Oktoberfest: Weniger Gäste - mehr Bier

Dirndl, Bier und Lederhosen: Das Oktoberfest ist dieses Wochenende traditionsgemäß gestartet. Zwar kamen zum Auftakt weniger Besucher als in früheren Jahren - diejenigen, die da waren, aßen und tranken dafür mehr.

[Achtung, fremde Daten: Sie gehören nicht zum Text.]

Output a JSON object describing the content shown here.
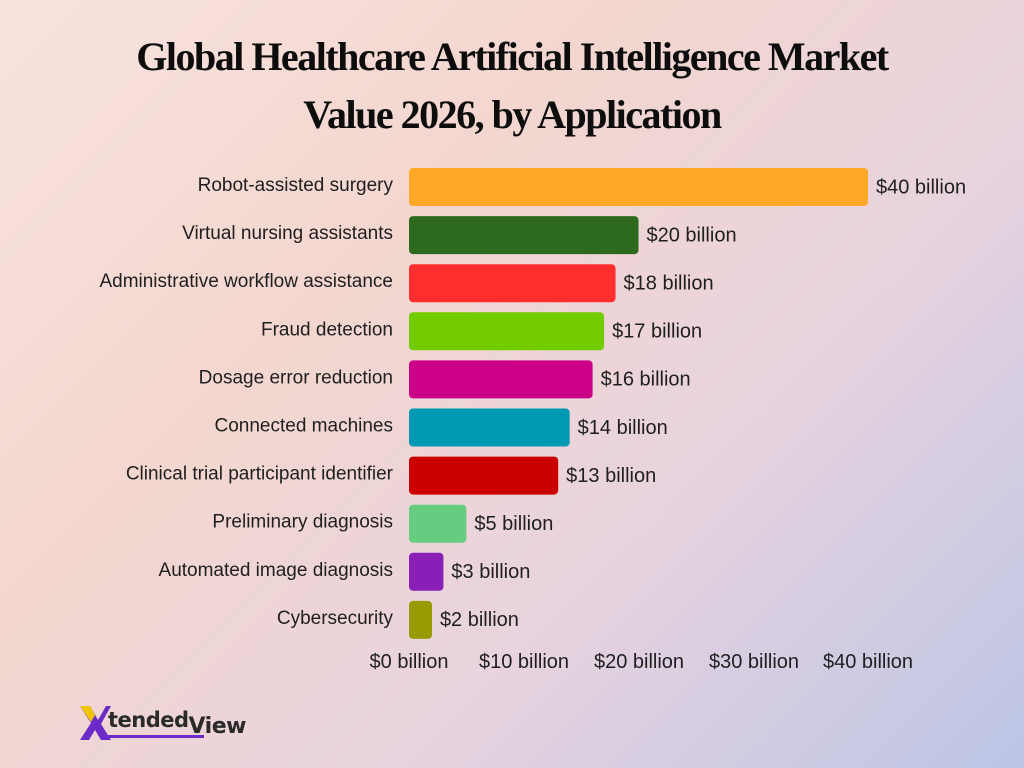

Oktoberfest 2012: Dekolletés unterm Regenschirm Fotos
DPA

München - Etwas ruhiger als 2011 ist das Oktoberfest in München in diesem Jahr gestartet. Grund dafür dürfte unter anderem das miese Wetter gewesen sein. So hatten Polizei und Rettungskräfte am ersten Wiesn-Wochenende nicht so viel zu tun wie im Vorjahr. So mussten am Eröffnungstag auf der Wiesn-Sanitätsstation laut Rotem Kreuz "deutlich weniger" Patienten versorgt werden. Vor allem aufgrund der niedrigeren Temperaturen habe es weniger Herz- und Kreislaufbeschwerden gegeben. Auch die Polizei sprach von geringfügig weniger Einsätzen als im Vorjahr. Vor allem mit kleineren Streitigkeiten und Diebstählen habe man es zu tun gehabt. Ebenfalls "sehr zufrieden mit dem Auftakttag" äußerte sich die Bundespolizei.

Mit nur zwei Schlägen auf den Zapfhahn des ersten Fasses und dem traditionellen Ruf "O'zapft is" hat Oberbürgermeister Christian Ude (SPD) das 179. Oktoberfest am Samstag eröffnet. "Ich möchte, dass es eine friedliche Wiesn wird und dass das Wetter noch besser wird", sagte Ude. Nach dem verregneten Samstag herrschte am Sonntag dann auch strahlender Sonnenschein.

Die Stadt München geht von 850.000 Gästen allein am ersten Wochenende aus. In früheren Jahren waren es jedoch eher eine Million. Trotzdem wurde praktisch genauso viel Bier getrunken und genauso viel gegessen wie sonst: knapp eine Million Maß Bier und neun Ochsen.

Bereits zum sechsten Mal gelang Ude der Anstich um Punkt 12 Uhr mit nur zwei Schlägen. "Es macht so viel Spaß, dass man sich daran gewöhnen kann", sagte er. Doch 2013 wird der Oberbürgermeister wohl das letzte Mal den Anstich machen, weil 2014 in München ein neuer OB gewählt wird und Ude nicht mehr antreten darf. Die erste Maß überreichte Ude traditionell dem bayerischen Ministerpräsidenten Horst Seehofer (CSU), den der designierte SPD-Spitzenkandidat Ude bei der Landtagswahl im kommenden Jahr herausfordern will.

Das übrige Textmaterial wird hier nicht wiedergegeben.